Çılgın bir gece, Juan’ın Latin güzeliyle buluşmasıyla alev aldı. Kadının gözlerindeki ateş, onun içgüdülerini körüklüyordu; elleri bedenine değdikçe teni ürperiyordu. Juan, uzun ve kalın yarağını gömmeden önce amcığını tatlı tatlı ıslattı, kadının dudakları arasında sakso yaparken çıkardığı kısık inlemeler ortalığı yaktı. Folloş’un dili etrafında dolanırken, amına dayandığında derin bir hışırtıyla sesler yükseldi.

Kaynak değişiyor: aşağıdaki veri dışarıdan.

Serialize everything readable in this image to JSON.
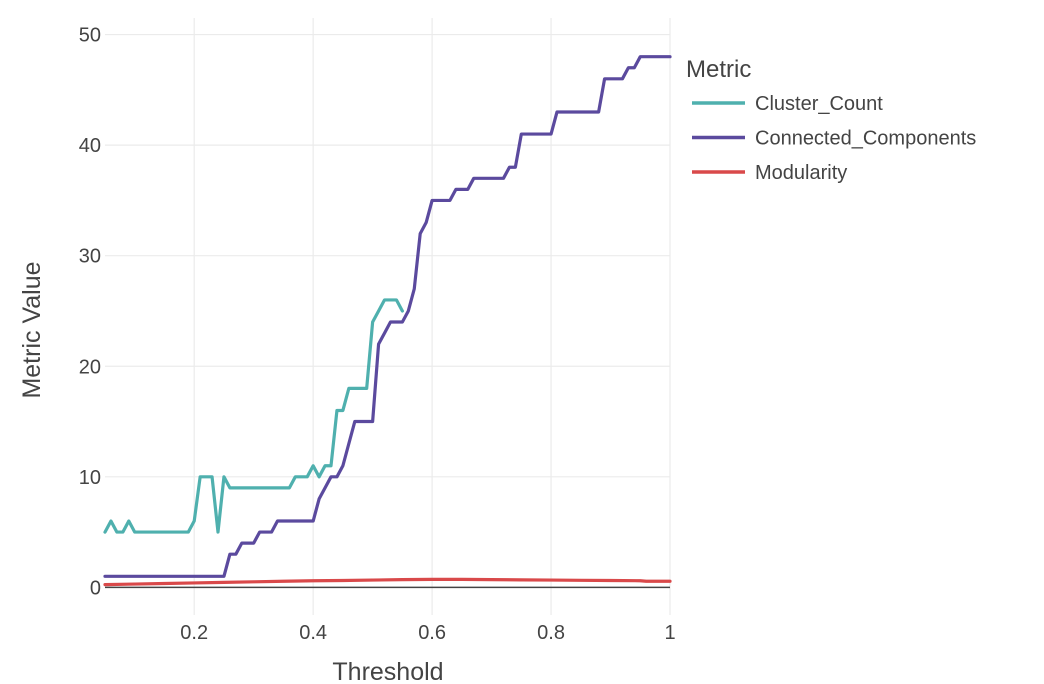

Kadın sırtüstü yattı, bacaklarını açtı; Juan bir an tereddüt etmedi ve kalın kökünü tam amcığın deliğine sürdü. İlk saplamayla birlikte her ikisinin de nefesi kesildi. Kadının amını iliklerine kadar dolduruyor, sert ve hızlı hareketlerle içine işliyordu. Dudaklarından çıkan inlemeler ve boğazından gelen hırıltılar ortamı daha da çılgınlaştırıyordu. Sert dayamalar eşliğinde amcığını derinlemesine soktuğu anlarda kadın kendinden geçiyor, bedeninin her zerresi hazzın pençesine düşüyordu.
Juan’ın iki eli kadının bele yapışmıştı, kökleme hızını artırdıkça kadın avuçlarını yatağa yumrukladı. Amından gelen sert vuruşlar kadını delirtiyor, boğazına dolan o sıcak kasveti hissettiriyordu. Birkaç dakika içinde her ikisi de tepeye doğru yol alıyordu; kadın amcığını çekiştirmeye başladı kendi kendine, Juan ise daha vahşi şekilde sikmeye koyuldu.
Sonunda kadının bağırışlarıyla birlikte karnına sıkıca boşaldı; uzun ve sıcak spermleri amcığının içine dökülürken ikisi de titredi, nefes nefese kaldılar. O an her şey durdu; sadece bedenlerin yoğunlaşan haz sesi ve birbirine sarılmış iki yorgun savaşçı vardı odada. Erkek adam gibi köklüyor, kadın da deli gibi inletip amını açmıştı bu cehennem akşamında.